Hello,
I was playing with both SVector
and Vec
from StaticArrays and SIMD respectively.
I was surprised obtaining an 8x speedup using SVector
vs Vec
. Am I using Vec
in a non suitable example or maybe I’m not using it properly?
Do I get this results only because x and y don’t change and StaticArrays makes some sort of optimization because of this?
Benchmark results
SIMD vectors
Trial(247.513 ns)
SVector vectors
Trial(39.496 ns)
Code to benchmark both functions
using StaticArrays
using BenchmarkTools
using SIMD
function make_n_sums_vec(x::Vec, y::Vec, n::Int)
aux = zero(x)
for i in 1:n
aux += x + y
end
return aux
end
function make_n_sums_sarr(x::SArray, y::SArray, n::Int)
aux = zero(x)
for i in 1:n
aux += x + y
end
return aux
end
x_vec = Vec{4,Int64}((1,2,3,4))
x_sarr = SVector{4,Int64}([1,2,3,4]);
# The result should be `x_vec * 2 * 100`
println("SIMD vectors")
println(@benchmark make_n_sums_vec(x_vec, x_vec, 100))

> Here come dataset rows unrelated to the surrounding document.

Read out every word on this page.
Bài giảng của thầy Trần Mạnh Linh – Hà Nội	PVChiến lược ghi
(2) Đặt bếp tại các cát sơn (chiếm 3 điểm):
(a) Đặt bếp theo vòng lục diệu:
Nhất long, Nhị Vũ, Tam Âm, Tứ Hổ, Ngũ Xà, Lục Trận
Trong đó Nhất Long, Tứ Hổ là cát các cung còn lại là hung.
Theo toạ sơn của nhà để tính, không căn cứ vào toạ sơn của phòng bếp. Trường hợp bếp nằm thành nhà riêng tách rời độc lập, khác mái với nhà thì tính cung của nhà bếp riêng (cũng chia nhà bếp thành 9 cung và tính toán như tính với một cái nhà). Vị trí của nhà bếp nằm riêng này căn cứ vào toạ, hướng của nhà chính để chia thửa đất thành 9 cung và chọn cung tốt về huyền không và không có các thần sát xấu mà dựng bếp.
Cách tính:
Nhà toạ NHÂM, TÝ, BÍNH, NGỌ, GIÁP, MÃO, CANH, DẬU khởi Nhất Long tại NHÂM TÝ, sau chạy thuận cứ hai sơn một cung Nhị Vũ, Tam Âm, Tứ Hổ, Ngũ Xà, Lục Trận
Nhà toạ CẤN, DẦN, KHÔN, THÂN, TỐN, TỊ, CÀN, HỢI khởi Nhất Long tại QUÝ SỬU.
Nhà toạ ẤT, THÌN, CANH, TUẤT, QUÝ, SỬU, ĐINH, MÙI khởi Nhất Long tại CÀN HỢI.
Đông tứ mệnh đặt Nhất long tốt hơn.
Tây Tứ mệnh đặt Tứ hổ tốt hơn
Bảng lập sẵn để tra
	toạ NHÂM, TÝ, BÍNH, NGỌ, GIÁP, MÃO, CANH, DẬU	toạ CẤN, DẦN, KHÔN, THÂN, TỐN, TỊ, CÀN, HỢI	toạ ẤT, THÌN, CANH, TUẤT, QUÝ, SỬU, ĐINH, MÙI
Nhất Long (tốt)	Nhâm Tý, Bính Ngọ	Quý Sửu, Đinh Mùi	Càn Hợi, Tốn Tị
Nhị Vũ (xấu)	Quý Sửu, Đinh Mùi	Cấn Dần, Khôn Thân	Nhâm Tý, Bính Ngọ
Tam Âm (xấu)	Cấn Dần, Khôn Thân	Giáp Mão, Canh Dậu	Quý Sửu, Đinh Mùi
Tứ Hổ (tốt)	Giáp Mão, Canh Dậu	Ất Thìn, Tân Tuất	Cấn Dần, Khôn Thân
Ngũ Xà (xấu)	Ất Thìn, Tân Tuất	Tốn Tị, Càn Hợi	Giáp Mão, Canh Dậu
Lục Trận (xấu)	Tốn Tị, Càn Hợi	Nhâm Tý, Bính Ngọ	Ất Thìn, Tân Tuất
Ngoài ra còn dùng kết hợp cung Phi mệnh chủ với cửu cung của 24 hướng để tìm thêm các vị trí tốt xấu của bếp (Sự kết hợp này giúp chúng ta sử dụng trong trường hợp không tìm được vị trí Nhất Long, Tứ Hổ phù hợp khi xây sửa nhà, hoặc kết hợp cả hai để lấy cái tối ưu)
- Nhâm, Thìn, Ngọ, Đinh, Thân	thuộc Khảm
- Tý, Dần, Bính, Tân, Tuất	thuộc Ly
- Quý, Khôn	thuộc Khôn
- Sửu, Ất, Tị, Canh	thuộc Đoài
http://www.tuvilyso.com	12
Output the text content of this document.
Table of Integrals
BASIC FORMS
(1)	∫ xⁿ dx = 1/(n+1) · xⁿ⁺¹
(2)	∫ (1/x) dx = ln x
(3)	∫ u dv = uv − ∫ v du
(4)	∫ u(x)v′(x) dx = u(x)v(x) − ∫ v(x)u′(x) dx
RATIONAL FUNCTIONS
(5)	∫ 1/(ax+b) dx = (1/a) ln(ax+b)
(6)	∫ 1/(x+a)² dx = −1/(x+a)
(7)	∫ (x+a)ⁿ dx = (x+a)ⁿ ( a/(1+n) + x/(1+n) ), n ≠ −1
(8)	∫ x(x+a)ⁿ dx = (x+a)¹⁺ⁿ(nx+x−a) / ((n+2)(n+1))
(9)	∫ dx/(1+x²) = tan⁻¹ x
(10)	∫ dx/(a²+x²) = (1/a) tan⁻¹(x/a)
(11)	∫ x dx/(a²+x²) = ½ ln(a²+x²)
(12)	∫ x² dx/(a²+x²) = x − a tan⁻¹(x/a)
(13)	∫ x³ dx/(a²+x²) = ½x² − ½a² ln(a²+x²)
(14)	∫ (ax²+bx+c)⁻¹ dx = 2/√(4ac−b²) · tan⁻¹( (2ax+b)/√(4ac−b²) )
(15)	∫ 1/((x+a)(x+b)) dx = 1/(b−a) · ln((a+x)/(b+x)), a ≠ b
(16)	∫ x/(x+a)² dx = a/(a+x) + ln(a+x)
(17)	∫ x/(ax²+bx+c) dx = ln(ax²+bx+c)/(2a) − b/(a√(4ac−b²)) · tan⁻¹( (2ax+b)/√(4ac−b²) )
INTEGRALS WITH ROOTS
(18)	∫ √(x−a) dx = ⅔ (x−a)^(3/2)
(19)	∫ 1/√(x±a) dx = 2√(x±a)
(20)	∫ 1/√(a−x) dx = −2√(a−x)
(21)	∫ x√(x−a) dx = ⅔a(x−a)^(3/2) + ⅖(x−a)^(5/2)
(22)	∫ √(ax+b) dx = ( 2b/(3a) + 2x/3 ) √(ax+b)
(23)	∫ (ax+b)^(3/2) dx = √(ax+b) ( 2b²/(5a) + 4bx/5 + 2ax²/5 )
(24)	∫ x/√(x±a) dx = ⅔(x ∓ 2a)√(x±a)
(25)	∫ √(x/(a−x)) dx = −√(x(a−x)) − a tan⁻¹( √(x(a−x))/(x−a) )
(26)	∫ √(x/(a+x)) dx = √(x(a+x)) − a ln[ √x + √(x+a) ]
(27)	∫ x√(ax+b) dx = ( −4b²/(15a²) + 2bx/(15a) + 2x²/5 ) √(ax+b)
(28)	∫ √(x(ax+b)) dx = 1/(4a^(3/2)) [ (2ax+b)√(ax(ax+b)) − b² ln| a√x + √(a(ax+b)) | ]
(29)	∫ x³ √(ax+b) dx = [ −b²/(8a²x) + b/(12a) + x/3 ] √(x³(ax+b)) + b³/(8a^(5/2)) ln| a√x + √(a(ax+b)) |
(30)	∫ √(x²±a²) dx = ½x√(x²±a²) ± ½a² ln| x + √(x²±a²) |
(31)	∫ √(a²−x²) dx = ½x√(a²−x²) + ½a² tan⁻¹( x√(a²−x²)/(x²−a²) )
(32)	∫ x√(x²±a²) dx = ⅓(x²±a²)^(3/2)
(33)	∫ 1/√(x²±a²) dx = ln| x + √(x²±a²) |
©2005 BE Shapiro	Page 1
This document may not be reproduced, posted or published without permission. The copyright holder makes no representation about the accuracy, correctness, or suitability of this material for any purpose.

println("SVector vectors")
println(@benchmark make_n_sums_sarr(x_sarr, x_sarr, 100))
Looking at the native code it seems both use vector instructions vpaddq
to make the additions
@code_native x_vec + x_vec
.section __TEXT,__text,regular,pure_instructions
; ┌ @ SIMD.jl:1020 within `+'
; │┌ @ SIMD.jl:604 within `llvmwrap' @ SIMD.jl:604
; ││┌ @ SIMD.jl:1020 within `macro expansion'
vmovdqa (%edx), %xmm0
vmovdqa 16(%edx), %xmm1
vpaddq 16(%esi), %xmm1, %xmm1
vpaddq (%esi), %xmm0, %xmm0
vinsertf128 $1, %xmm1, %ymm0, %ymm0
; │└└
vmovaps %ymm0, (%edi)
decl %eax
movl %edi, %eax
vzeroupper
retl
nopw %cs:(%eax,%eax)
; └
@code_native x_sarr + x_sarr
.section __TEXT,__text,regular,pure_instructions
; ┌ @ linalg.jl:10 within `+'
; │┌ @ mapreduce.jl:17 within `map'
; ││┌ @ mapreduce.jl:21 within `_map'
; │││┌ @ mapreduce.jl:41 within `macro expansion'
; ││││┌ @ linalg.jl:10 within `+'
vmovdqu (%edx), %xmm0
vmovdqu 16(%edx), %xmm1
vpaddq (%esi), %xmm0, %xmm0
vpaddq 16(%esi), %xmm1, %xmm1
; │└└└└
vmovdqu %xmm1, 16(%edi)
vmovdqu %xmm0, (%edi)
decl %eax
movl %edi, %eax
retl
nop
; └